Population changes, mobility and migration in coupled cultural and environmental systems, driven by growing impact of human agency on the environment, particularly dispersal, retreat and internal mobility among sedentary prehistoric societies.

After the introduction of a producing economy, migrations as well as transfer of knowledge were still important. It is our hypothesis that during the Neolithic not all of the land was being used to its carrying capacity. The supporting and limiting factors for land use are still poorly understood. Of importance are, for instance knowledge and availability of agrotechnical means, the development of cultural centres, and the climate variability. Our knowledge of the so-called "sedentary societies" is much better than the one of hunter-gatherer societies. Therefore, we plan to develop a multifactor system to better understand forcing and response factors leading to regional migrations at different periods after the beginning of the Neolithic in Europe. Subsequently, this system can be transferred to other areas and time slices of the CRC.
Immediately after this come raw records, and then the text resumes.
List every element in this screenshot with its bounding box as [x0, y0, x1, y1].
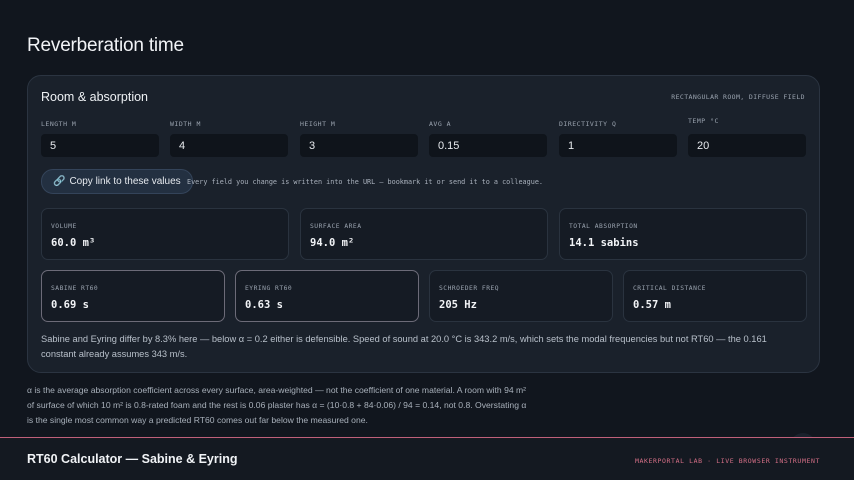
- length-field: LENGTH M: [41, 120, 159, 157]
- width-input[interactable]: [170, 134, 288, 157]
- directivity-input[interactable]: [559, 134, 677, 157]
- stat-label: SURFACE AREA: [310, 223, 362, 230]
- length-label: LENGTH M: [41, 120, 77, 128]
- width-label: WIDTH M: [170, 120, 201, 128]
- stat-value: 0.57 m: [633, 299, 671, 311]
- stat-surface-area: SURFACE AREA 94.0 m²: [300, 208, 548, 260]
- card-title: Room & absorption: [41, 90, 149, 104]
- height-input[interactable]: [300, 134, 418, 157]
- stat-total-absorption: TOTAL ABSORPTION 14.1 sabins: [559, 208, 807, 260]
- summary-text: Sabine and Eyring differ by 8.3% here — …: [41, 334, 767, 359]
- stat-value: 94.0 m²: [310, 237, 355, 249]
- stat-value: 0.69 s: [51, 299, 89, 311]
- stat-value: 60.0 m³: [51, 237, 96, 249]
- stat-value: 205 Hz: [439, 299, 477, 311]
- copy-link-label: Copy link to these values: [69, 176, 181, 187]
- link-icon: 🔗: [53, 176, 66, 187]
- stat-label: VOLUME: [51, 223, 77, 230]
- stat-sabine-rt60: SABINE RT60 0.69 s: [41, 270, 225, 322]
- stat-label: EYRING RT60: [245, 285, 293, 292]
- copy-note: Every field you change is written into t…: [187, 178, 544, 186]
- stat-value: 14.1 sabins: [569, 237, 639, 249]
- stat-label: CRITICAL DISTANCE: [633, 285, 706, 292]
- stat-schroeder-freq: SCHROEDER FREQ 205 Hz: [429, 270, 613, 322]
- temp-field: TEMP °C: [688, 117, 806, 157]
- room-absorption-card: Room & absorption RECTANGULAR ROOM, DIFF…: [27, 75, 820, 373]
- avg-alpha-field: AVG Α: [429, 120, 547, 157]
- alpha-explanation: α is the average absorption coefficient …: [27, 385, 527, 425]
- avg-alpha-label: AVG Α: [429, 120, 452, 128]
- directivity-field: DIRECTIVITY Q: [559, 120, 677, 157]
- temp-label: TEMP °C: [688, 117, 719, 125]
- stat-label: SABINE RT60: [51, 285, 99, 292]
- stat-label: SCHROEDER FREQ: [439, 285, 500, 292]
- height-field: HEIGHT M: [300, 120, 418, 157]
- height-label: HEIGHT M: [300, 120, 336, 128]
- stat-label: TOTAL ABSORPTION: [569, 223, 638, 230]
- width-field: WIDTH M: [170, 120, 288, 157]
- page-title: Reverberation time: [27, 35, 184, 56]
- temp-input[interactable]: [688, 134, 806, 157]
- stat-eyring-rt60: EYRING RT60 0.63 s: [235, 270, 419, 322]
- avg-alpha-input[interactable]: [429, 134, 547, 157]
- length-input[interactable]: [41, 134, 159, 157]
- stat-value: 0.63 s: [245, 299, 283, 311]
- card-tag: RECTANGULAR ROOM, DIFFUSE FIELD: [671, 93, 805, 101]
- footer: RT60 Calculator — Sabine & Eyring MAKERP…: [0, 437, 854, 480]
- stat-volume: VOLUME 60.0 m³: [41, 208, 289, 260]
- footer-title: RT60 Calculator — Sabine & Eyring: [27, 452, 238, 466]
- footer-brand: MAKERPORTAL LAB · LIVE BROWSER INSTRUMEN…: [634, 457, 820, 465]
- copy-link-button[interactable]: 🔗 Copy link to these values: [41, 169, 193, 194]
- directivity-label: DIRECTIVITY Q: [559, 120, 617, 128]
- stat-critical-distance: CRITICAL DISTANCE 0.57 m: [623, 270, 807, 322]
The archaeological aspects of theme three build upon the implication provided by palaeoenvironmental data from selected key areas (e.g. vegetation, run-off, relief, sedimentation and erosion) and supplied by a number of geoscientific projects. Furthermore, specific geoarchaeological projects will trace the integral signals of cultural systems, as expressed in sizes and localities of settlement areas. The archaeological findings will, on the other hand, allow the estimation of the amount of human impact on the environment. This will support the interpretation of geoscientific archives, in particular the differentiation between natural and anthropogenic environmental changes.